Last fall, San Francisco voters approved Proposition A, the Health and Recovery General Obligation Bond, which will bring an additional $31.5 million to help augment the Public Works Street Resurfacing Program budget.

“I am grateful to City leaders and San Francisco voters who 10 years ago had the foresight to plan and invest in the City’s infrastructure,” said Mayor Breed. “The Street Resurfacing Program not only makes roads safer and smoother for drivers, cyclists, transit riders, and pedestrians in neighborhoods all across San Francisco, but it generates jobs, which is particularly crucial now in our economic recovery from the COVID-19 pandemic. We still have more work ahead of us to maintain our street conditions and keep improving the overall quality and safety of our roads and sidewalks, and I’m committed to ensuring our public infrastructure continues to get the attention it deserves.”

Public Works maintains more than 900 miles of streets comprising some 12,900 blocks. Well-maintained streets provide safe mobility for motorists, cyclists, and pedestrians and make possible the movement of goods and services. Since 2011, 600 blocks have been resurfaced on average each year.

“San Francisco’s streets are critical infrastructure, used by just about everybody, every day,” said Acting Public Works Director Alaric Degrafinried. “A decade ago, we set a PCI target of 75 to get the roads in good condition, and we reached that goal through sound planning, design and delivery. The 10-year investment paid off and now we must keep the momentum going.”

The PCI assessment is based on visual surveys performed by specially trained and certified staff. Each segment is evaluated based on ride quality, cracking and signs that the roadway may be breaking up in places.
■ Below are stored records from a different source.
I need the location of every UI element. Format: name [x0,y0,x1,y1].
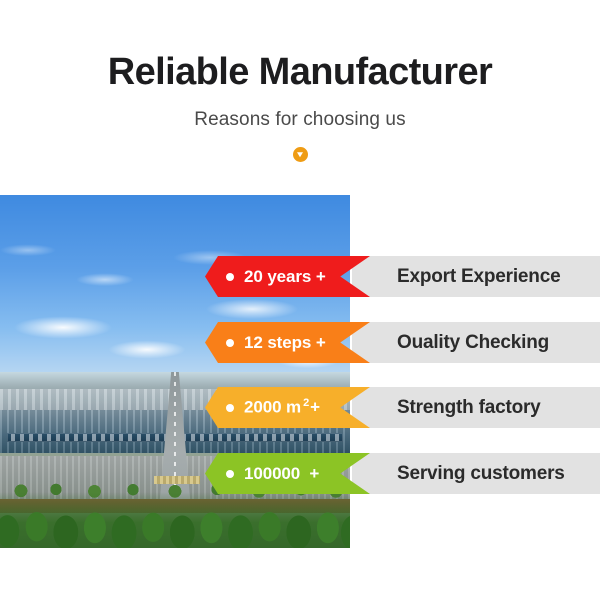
aerial-factory-complex-photo [0,195,350,548]
feature-value: 100000 [244,464,300,483]
feature-label-bar: Export Experience [352,256,600,297]
feature-value-tag[interactable]: 2000 m2+ [205,387,370,428]
feature-value: 20 years [244,267,311,286]
feature-label: Serving customers [397,463,565,485]
bullet-dot-icon [226,470,234,478]
feature-value: 12 steps [244,333,311,352]
feature-label-bar: Serving customers [352,453,600,494]
header: Reliable Manufacturer Reasons for choosi… [0,0,600,168]
bullet-dot-icon [226,404,234,412]
feature-value-text: 2000 m2+ [244,397,320,418]
feature-plus: + [310,398,320,417]
bullet-dot-icon [226,339,234,347]
pin-marker-icon [293,147,308,162]
promo-banner-page: Reliable Manufacturer Reasons for choosi… [0,0,600,600]
feature-label: Ouality Checking [397,332,549,354]
feature-value-tag[interactable]: 20 years + [205,256,370,297]
feature-label: Strength factory [397,397,541,419]
badge-container [0,132,600,168]
feature-plus: + [316,333,326,352]
feature-row-export-experience[interactable]: Export Experience 20 years + [205,256,600,297]
bullet-dot-icon [226,273,234,281]
feature-plus: + [309,464,319,483]
feature-label-bar: Ouality Checking [352,322,600,363]
feature-value-superscript: 2 [303,397,309,409]
feature-row-strength-factory[interactable]: Strength factory 2000 m2+ [205,387,600,428]
feature-value-text: 12 steps + [244,333,326,353]
feature-label: Export Experience [397,266,560,288]
feature-value-text: 100000 + [244,464,319,484]
feature-value: 2000 m [244,398,301,417]
feature-row-serving-customers[interactable]: Serving customers 100000 + [205,453,600,494]
feature-value-tag[interactable]: 12 steps + [205,322,370,363]
page-subtitle: Reasons for choosing us [0,94,600,132]
foreground-treeline [0,492,350,548]
page-title: Reliable Manufacturer [0,0,600,94]
feature-value-text: 20 years + [244,267,326,287]
feature-value-tag[interactable]: 100000 + [205,453,370,494]
feature-plus: + [316,267,326,286]
feature-row-quality-checking[interactable]: Ouality Checking 12 steps + [205,322,600,363]
feature-label-bar: Strength factory [352,387,600,428]
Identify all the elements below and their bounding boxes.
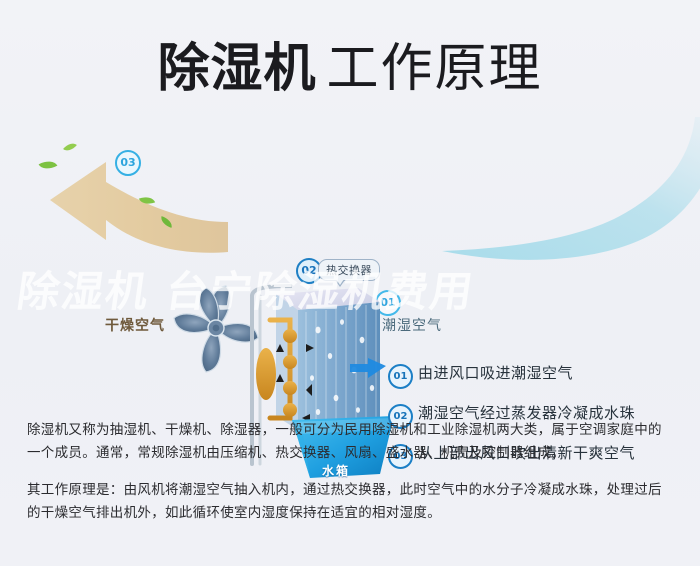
paragraph-1: 除湿机又称为抽湿机、干燥机、除湿器，一般可分为民用除湿机和工业除湿机两大类，属于… <box>27 418 675 464</box>
description-block: 除湿机又称为抽湿机、干燥机、除湿器，一般可分为民用除湿机和工业除湿机两大类，属于… <box>27 418 675 538</box>
page-title: 除湿机工作原理 <box>0 26 700 101</box>
humid-air-swoosh-icon <box>390 115 700 265</box>
title-secondary: 工作原理 <box>327 40 543 98</box>
diagram-badge-03: 03 <box>115 150 141 176</box>
diagram-stage: 03 干燥空气 01 潮湿空气 02 热交换器 <box>0 110 700 405</box>
step-text: 由进风口吸进潮湿空气 <box>418 362 573 383</box>
title-primary: 除湿机 <box>157 39 316 99</box>
step-item: 01 由进风口吸进潮湿空气 <box>388 362 688 402</box>
paragraph-2: 其工作原理是：由风机将潮湿空气抽入机内，通过热交换器，此时空气中的水分子冷凝成水… <box>27 478 675 524</box>
infographic-page: 除湿机工作原理 <box>0 0 700 566</box>
humid-air-label: 潮湿空气 <box>382 315 442 335</box>
step-badge: 01 <box>388 364 413 389</box>
dry-air-label: 干燥空气 <box>105 315 165 335</box>
heat-exchanger-label: 热交换器 <box>326 265 372 277</box>
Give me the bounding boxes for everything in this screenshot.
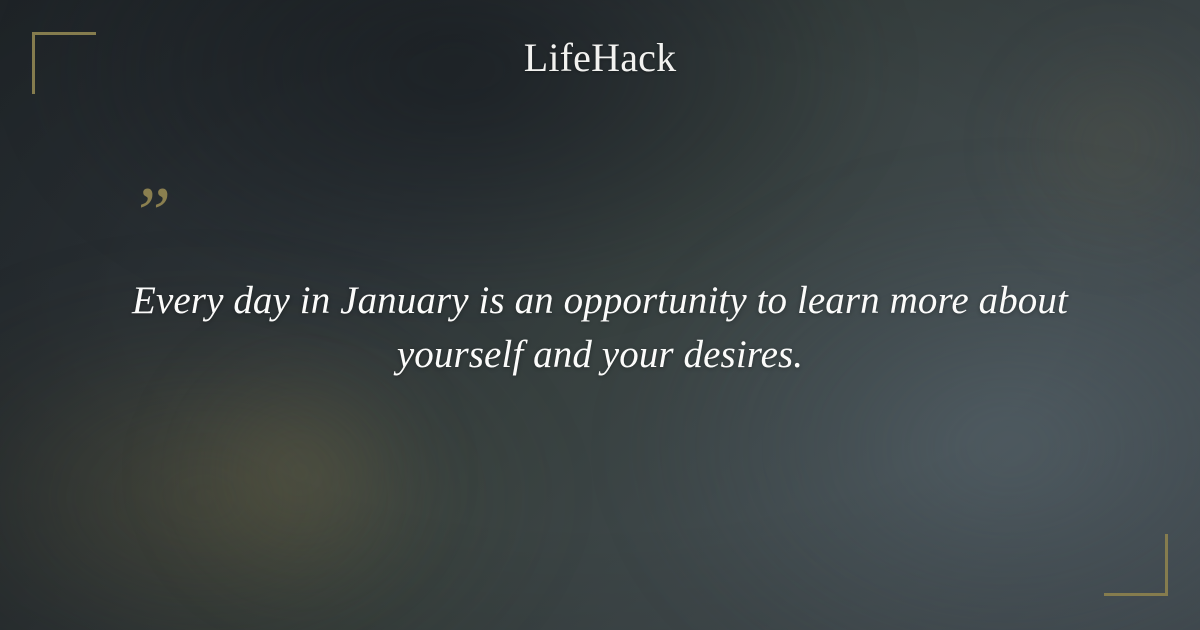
quote-card: LifeHack ” Every day in January is an op… [0, 0, 1200, 630]
corner-bracket-top-left-horizontal [32, 32, 96, 35]
corner-bracket-bottom-right-horizontal [1104, 593, 1168, 596]
corner-bracket-bottom-right [1104, 534, 1168, 596]
corner-bracket-bottom-right-vertical [1165, 534, 1168, 596]
brand-logo: LifeHack [0, 38, 1200, 78]
quote-text: Every day in January is an opportunity t… [100, 274, 1100, 382]
quotation-mark-icon: ” [100, 188, 1100, 246]
quote-block: ” Every day in January is an opportunity… [100, 188, 1100, 382]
The Street Resurfacing Program is guided by a geographical equity lens, which ensures street improvements occur in all of San Francisco’s neighborhoods. Public Works evaluates the impacts of wear, erosion, and aging of each street, and assesses street deterioration with a rating for each of the City’s blocks. Currently, nearly two-thirds of San Francisco blocks have a rating of good or excellent. For more information, refer to Street Resurfacing Program.

Public Works’ pavement strategy adheres to best industry practices by preserving streets in good condition instead of letting them deteriorate. This approach is the most cost-efficient and effective. Extending the life of a block in San Francisco that is in good condition costs approximately $50,000. By comparison, the cost to completely reconstruct a block in very poor condition can run as high as $500,000.